Billie Jean King and 100 athletes to celebrate the 50th anniversary of her Women’s Sports Foundation

NEW YORK– Billie Jean King founded the Women’s Sports Foundation with a check for $5,000.

She turned that investment into $100 million and a half-century of helping girls and women achieve their dreams through travel and training subsidies, local sports programs and guiding athletes and coaches.

King will celebrate the foundation’s 50th anniversary by honoring 1999 U.S. Women’s World Cup champions, PWHL and Los Angeles Dodgers co-owner Mark Walter, and the 2024 WNBA rookie class on Wednesday evening in New York.

“What makes me happy is creating opportunities and dreams for others,” King recently told The Associated Press. “I look back and that’s what drives me.”

Nearly 100 female athletes will attend the awards dinner to celebrate the milestone and King, a tireless advocate for equal pay and more investment in women’s sports.

This also applies to award winner and football honoree Julie Foudy. She graduated from Stanford and played for the 1999 U.S. soccer team that won the World Cup before a record crowd of more than 90,000 people at the Rose Bowl in Pasadena, California.

“She has remained a friend and mentor and a major catalyst for changing the course of women’s soccer and so many other sports,” said Foudy, former president of the Women’s Sports Foundation and current soccer broadcaster for Turner and TNT.

After the World Cup victory, Foudy and the team turned to King, Donna Lopiano and Donna de Verona for advice on improving wages and starting a professional soccer league.

“I’ll never forget (King) saying, ‘What are you doing about it?’” Foudy said, of their collective influence on the U.S. Soccer Federation. “And as players, that was exactly the revelation we needed at that moment.”

Foudy and the ’99ers ultimately witnessed the successful fight for equality, laying the foundation for the current U.S. Women’s National Team to receive the same pay and benefits as the men’s team. A players lawsuit against the federation resulted in a milestone $24 million settlement in 2022.

“Billie doesn’t just have one meeting. She checked in, reached out and asked, ‘What do you need?’” Foudy said. “She was at that first (WUSA professional) game in Washington DC (in 2001) and was a strong believer in the importance of a league and player pool to the longevity and growth of women’s soccer.”

The current version is the NWSL, which was founded in 2013 and now has 14 teams. Foudy is part of the Angel City FC ownership group. New owners Bob Iger and Willow Bay acquired a controlling interest into the team in July, worth $250 million.

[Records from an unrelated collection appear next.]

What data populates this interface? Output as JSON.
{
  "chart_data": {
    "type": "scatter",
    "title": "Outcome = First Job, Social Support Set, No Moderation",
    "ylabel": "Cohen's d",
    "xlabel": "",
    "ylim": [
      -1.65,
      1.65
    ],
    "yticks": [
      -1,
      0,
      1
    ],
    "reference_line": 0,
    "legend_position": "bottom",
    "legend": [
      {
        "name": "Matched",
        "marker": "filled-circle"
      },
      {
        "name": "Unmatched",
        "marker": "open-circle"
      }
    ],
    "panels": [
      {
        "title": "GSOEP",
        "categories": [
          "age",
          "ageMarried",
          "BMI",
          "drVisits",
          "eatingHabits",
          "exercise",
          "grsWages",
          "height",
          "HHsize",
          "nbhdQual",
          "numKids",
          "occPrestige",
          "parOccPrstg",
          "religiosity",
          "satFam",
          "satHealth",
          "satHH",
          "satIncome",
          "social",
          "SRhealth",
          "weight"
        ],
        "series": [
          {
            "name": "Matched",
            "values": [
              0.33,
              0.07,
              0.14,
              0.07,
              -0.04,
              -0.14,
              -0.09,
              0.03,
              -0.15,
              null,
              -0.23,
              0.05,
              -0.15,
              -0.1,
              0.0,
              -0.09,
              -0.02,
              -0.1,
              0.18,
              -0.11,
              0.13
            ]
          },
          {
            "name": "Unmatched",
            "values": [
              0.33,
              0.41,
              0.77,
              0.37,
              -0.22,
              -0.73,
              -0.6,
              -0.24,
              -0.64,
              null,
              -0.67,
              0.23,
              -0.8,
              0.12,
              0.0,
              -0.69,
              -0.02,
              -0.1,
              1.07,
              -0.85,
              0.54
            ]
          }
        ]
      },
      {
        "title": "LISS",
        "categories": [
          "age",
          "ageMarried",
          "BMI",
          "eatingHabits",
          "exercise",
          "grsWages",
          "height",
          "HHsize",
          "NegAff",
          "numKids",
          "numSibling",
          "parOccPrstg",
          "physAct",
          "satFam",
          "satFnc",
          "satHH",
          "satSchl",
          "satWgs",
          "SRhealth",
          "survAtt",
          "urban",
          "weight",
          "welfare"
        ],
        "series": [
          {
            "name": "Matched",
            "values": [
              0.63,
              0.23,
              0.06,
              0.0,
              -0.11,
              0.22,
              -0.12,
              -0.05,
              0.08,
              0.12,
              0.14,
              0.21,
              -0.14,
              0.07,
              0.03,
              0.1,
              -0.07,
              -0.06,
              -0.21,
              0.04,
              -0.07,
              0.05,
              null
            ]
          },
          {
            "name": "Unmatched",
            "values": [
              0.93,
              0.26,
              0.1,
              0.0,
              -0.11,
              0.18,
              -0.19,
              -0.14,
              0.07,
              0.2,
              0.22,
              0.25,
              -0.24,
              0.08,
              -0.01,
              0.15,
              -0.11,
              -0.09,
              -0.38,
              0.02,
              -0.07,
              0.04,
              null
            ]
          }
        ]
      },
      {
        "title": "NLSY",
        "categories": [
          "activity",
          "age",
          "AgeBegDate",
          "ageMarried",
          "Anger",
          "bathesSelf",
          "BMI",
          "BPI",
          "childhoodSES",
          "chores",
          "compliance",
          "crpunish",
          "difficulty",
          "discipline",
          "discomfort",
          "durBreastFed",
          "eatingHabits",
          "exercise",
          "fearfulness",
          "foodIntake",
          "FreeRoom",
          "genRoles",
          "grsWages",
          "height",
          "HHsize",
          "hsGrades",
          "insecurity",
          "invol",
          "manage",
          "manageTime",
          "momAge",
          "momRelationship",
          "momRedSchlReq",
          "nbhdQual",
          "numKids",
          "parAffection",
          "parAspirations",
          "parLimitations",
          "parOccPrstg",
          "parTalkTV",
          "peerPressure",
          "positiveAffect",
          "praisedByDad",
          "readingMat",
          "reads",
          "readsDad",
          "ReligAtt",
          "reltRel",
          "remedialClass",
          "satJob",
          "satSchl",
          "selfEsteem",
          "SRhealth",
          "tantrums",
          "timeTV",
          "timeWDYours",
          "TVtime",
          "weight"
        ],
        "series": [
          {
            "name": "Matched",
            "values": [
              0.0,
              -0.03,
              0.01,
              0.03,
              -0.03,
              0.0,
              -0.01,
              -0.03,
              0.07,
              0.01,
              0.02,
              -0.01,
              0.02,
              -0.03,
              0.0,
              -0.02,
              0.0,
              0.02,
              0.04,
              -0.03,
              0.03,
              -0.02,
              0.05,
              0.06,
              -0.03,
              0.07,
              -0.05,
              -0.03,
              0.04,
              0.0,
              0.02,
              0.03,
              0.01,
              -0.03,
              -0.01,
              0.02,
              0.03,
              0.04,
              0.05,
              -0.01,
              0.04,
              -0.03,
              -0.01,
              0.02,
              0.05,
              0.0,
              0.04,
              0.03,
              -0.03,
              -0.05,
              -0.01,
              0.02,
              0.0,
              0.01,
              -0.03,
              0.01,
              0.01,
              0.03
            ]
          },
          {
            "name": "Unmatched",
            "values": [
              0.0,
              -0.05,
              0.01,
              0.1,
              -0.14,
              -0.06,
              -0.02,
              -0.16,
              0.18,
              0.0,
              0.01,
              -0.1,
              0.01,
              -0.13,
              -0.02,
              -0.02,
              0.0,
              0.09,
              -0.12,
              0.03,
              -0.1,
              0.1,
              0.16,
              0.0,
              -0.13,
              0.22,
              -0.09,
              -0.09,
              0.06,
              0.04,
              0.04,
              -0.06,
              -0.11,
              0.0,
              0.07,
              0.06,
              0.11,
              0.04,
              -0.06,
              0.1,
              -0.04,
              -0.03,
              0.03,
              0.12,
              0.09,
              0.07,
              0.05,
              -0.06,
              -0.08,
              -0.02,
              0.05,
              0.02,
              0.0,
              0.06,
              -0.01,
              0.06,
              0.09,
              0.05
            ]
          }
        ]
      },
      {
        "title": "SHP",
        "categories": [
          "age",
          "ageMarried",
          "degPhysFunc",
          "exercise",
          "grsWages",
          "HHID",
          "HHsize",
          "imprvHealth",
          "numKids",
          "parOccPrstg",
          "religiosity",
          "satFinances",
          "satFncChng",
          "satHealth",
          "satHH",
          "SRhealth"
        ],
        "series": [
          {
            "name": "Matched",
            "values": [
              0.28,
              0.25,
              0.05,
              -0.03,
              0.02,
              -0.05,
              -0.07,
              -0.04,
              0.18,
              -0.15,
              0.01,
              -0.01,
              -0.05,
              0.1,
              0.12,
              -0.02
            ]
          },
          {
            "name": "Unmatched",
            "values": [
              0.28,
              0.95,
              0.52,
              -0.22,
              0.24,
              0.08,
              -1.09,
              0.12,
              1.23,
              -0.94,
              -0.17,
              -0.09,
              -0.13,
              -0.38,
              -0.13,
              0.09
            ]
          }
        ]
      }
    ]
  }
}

King recently joined forces with Mark and Kimba Walter to form the Professional Women’s Hockey League (PWHL), which kicks off its second season in late November. U.S. Olympic gold medalist Kendall Coyne Schofield reached out to King to help unite the fractured professional hockey landscape into one viable competition. King, who is part of the Dodgers’ ownership group, worked with Walter to form the new six-team league.

The WNBA rookie class, led by No. 1 pick Caitlin Clark, will receive the Next Gen Award for “showing up, standing out and courageously carrying the torch.” The popularity of Clark from Indiana and Angel Reese from Chicago generated unprecedented WNBA visitmore nationally televised games and record-breaking TV ratings this summer.

“Caitlin Clark is fantastic,” King said. “It reminds me of Chris Evert in 1971, when she changed everything at the US Open. Every time a player does well, she helps everyone.”

The rookie class includes Cameron Brink (Stanford), Kamilla Cardoso (NCAA champion South Carolina), Rickea Jackson (Tennessee), Jacy Sheldon (Ohio State), Aaliyah Edwards (UConn), Reese (LSU) and Alissa Pili (Utah).

The WNBA lags in pay equity, with Clark receiving just $76,000 in her rookie season compared to the NBA No. 1 pick, who gets $12 million. WNBA players may see a salary increase in 2026 versus a new 11 year media rights deal for approximately $200 million per year in the run-up to the next collective labor agreement. The players’ union is interested in increasing the WNBA’s revenue share from 9.3%, while NBA players receive about 50% of the money generated from TV deals, ticket sales, merchandise and licensing.

King says it may take more time to close the pay gap because women’s sports are “still in their infancy.”

“The NBA is 78 years old, the WNBA is 28 years old,” King said. “(Former NBA commissioner) David Stern made a huge difference, he was a marketing genius. We must continue to do that for women’s sports.”

King and the ‘Original Nine’ helped market early women’s professional tennis circuitand she formed the WTA with players a week before Wimbledon in 1973. She advocated for Title IX, defeated Bobby Riggs and fought for equal prize money in tennis. In between, she won 39 Grand Slam titles during her career.

The next milestone for the 80-year-old king will be receiving the Congressional Gold Medal. It is one of the highest American civilian honors for individuals whose achievements have a lasting impact on their field.

“The Women’s Sports Foundation, no one knew how long it would last,” she said. “I see the 50th anniversary as a continuation of creating more opportunities. You can’t give it up.”